Je me suis trouvée incapable de m’en écarter, incapable de m’en approcher, condamnée à demeurer dissimulée dans la végétation sans désir de bouger. Je ne suis pas sûre combien de temps ils sont restés. J’ai compté au moins deux nuits. Je n’ai jamais ressenti la faim en leur présence, mais j’ai remarqué un détail : au fur et à mesure de leur séjour sur le plan des mortels, leur peau dorée s’oxydait comme des reliques anciennes, marbrant leur visage de taches sarcelle, abîmant leur apparence parfaite. J’ai observé l’un d’eux, clairement blessé, portant des taches noirâtre inquiétantes sur sa tunique. Sur lui, l’oxydation semblait plus répandue, plus violente. J’en déduis donc, sans autre preuve tangible, que les blessures qu’ils subissent - ainsi que le temps qu’ils passent ici bas - sont la cause de ce changement chez eux.

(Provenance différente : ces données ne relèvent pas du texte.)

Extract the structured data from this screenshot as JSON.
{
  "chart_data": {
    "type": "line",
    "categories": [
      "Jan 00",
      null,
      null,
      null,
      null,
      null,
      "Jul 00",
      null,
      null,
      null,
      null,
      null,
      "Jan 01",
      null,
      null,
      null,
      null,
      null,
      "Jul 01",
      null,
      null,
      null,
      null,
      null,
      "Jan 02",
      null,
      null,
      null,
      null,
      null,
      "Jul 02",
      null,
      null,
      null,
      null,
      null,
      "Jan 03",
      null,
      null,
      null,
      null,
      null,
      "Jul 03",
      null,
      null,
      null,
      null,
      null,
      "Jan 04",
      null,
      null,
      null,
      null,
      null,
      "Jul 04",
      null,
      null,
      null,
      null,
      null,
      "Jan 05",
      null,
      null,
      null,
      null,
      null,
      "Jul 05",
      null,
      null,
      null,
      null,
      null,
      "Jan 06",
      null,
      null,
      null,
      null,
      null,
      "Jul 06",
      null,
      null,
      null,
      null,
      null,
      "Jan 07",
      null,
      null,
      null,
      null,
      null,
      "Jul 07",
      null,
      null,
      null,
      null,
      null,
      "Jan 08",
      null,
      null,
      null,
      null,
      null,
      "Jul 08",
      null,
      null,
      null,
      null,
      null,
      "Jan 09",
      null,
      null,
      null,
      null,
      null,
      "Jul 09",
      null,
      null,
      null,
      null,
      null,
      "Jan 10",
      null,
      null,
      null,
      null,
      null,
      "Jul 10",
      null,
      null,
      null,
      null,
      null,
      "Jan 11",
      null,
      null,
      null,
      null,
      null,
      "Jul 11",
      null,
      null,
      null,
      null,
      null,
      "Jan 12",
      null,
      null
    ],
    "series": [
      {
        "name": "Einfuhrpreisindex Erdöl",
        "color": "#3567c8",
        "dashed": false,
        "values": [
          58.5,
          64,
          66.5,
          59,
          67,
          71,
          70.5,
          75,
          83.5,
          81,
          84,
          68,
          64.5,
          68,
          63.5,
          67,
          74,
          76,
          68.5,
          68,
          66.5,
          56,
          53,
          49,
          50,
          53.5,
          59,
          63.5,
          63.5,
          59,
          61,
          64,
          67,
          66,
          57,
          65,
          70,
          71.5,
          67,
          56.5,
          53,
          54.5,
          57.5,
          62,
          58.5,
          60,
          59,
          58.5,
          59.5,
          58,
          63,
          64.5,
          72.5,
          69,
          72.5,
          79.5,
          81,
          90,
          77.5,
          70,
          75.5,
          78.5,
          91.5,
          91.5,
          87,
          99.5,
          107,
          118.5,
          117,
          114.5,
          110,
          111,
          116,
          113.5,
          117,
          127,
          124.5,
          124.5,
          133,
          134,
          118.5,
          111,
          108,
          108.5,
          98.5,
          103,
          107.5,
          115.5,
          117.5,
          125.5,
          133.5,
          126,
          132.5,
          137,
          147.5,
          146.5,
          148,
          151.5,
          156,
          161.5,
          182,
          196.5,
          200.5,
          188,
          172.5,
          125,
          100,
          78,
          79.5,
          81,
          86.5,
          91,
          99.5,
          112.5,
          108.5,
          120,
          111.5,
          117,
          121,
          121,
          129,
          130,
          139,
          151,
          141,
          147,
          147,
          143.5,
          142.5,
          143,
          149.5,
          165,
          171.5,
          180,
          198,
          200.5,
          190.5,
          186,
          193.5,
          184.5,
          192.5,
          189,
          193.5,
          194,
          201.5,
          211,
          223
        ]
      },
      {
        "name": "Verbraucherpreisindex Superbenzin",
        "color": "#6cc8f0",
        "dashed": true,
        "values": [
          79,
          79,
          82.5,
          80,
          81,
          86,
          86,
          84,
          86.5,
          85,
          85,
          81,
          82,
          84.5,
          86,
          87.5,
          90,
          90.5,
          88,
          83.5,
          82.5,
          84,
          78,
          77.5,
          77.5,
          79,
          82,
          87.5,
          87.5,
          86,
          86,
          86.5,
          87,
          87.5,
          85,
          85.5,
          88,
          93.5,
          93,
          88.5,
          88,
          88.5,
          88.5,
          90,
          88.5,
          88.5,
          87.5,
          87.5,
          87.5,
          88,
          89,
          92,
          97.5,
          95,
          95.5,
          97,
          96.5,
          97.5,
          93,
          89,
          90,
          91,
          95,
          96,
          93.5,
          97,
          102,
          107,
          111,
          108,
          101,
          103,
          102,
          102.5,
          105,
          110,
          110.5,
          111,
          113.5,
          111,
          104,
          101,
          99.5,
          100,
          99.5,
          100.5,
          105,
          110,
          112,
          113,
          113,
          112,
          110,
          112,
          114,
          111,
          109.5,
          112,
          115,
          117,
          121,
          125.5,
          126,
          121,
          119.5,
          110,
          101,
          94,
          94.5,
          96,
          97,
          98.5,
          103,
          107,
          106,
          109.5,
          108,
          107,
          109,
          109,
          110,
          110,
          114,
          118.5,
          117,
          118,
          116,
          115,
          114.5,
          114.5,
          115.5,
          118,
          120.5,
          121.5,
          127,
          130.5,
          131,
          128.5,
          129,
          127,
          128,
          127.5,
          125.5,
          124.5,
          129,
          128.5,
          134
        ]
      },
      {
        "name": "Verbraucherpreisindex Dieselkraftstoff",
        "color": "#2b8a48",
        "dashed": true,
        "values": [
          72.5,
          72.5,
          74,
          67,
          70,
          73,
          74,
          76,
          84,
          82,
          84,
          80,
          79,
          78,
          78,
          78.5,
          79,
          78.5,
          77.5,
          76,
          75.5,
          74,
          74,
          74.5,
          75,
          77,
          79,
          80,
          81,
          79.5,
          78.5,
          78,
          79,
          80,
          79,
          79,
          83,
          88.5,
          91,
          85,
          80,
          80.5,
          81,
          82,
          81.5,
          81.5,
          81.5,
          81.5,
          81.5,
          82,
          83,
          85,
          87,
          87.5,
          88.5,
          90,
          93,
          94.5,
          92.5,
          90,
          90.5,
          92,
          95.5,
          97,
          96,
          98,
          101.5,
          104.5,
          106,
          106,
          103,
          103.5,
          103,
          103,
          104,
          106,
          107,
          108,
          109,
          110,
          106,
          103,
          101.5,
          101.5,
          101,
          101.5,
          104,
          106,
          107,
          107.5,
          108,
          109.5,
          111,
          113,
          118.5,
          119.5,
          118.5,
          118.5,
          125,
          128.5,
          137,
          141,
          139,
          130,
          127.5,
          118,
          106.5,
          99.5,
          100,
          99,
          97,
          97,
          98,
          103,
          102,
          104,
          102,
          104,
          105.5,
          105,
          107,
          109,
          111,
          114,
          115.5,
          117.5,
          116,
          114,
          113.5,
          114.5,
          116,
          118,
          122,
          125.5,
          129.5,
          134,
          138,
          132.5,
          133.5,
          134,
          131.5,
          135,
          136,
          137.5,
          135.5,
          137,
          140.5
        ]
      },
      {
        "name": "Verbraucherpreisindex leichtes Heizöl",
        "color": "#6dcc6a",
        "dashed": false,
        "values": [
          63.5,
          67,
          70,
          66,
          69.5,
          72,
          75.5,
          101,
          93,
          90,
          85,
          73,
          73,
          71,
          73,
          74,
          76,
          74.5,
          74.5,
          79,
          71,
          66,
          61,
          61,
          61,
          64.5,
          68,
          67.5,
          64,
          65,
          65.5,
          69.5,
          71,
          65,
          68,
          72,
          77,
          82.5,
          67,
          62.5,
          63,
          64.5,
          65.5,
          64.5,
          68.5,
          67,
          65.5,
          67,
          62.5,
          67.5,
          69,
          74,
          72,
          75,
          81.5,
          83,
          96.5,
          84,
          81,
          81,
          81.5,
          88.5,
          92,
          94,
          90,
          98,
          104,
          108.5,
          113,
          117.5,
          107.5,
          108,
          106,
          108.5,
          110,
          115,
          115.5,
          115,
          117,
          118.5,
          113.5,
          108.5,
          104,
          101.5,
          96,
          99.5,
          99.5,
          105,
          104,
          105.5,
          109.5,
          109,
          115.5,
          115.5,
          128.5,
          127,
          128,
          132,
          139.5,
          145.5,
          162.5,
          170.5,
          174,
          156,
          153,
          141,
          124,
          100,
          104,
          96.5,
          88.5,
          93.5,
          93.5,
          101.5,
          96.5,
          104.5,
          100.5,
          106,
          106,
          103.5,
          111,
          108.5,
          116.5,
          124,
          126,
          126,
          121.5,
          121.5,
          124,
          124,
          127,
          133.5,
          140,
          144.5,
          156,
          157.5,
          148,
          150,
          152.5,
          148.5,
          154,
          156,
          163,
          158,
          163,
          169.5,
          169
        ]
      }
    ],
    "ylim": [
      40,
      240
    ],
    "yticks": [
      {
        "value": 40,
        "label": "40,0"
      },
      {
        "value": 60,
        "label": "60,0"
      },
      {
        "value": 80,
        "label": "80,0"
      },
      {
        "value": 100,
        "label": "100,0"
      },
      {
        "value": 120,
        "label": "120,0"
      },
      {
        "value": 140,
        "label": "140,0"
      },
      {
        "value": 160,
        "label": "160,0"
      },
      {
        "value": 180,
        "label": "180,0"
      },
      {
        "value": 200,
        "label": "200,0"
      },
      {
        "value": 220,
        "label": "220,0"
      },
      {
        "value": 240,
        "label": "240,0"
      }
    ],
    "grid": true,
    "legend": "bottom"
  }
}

Les Anges que j’ai rencontrés me semblaient être de rang inférieur. Ils n’avaient pas d’ailes, comme on les dépeint dans les histoires et légendes, mais portaient un auréole doré couronnant leur tête. Jamais je ne les ai entendus s'adresser l’un à l’autre, aucun mot, aucun son n’a jamais franchi leurs lèvres. Peut-être sont-ils connectés tous ensemble à un même esprit? Je n’ose poser de conjecture à ce sujet, trop délicat, trop peu d’information. L’Ange blessé ne guérissait pas. Je les ai vus, à l’aube de leur départ, le troisième jour, simplement le tuer en lui tranchant la gorge d’un coup franc.
Ce n’est qu’une fois qu’ils sont partis que j’ai pu constater à quel point mes muscles me faisaient souffrir, à quel point la faim me tenaillait les entrailles, à quel point la fatigue m’assaillait. J’ai été à nouveau prise d’épouvante et ai titubé le plus loin que j’ai pu avant de m’effondrer pour prendre du repos et une collation pour réussir à reprendre la route.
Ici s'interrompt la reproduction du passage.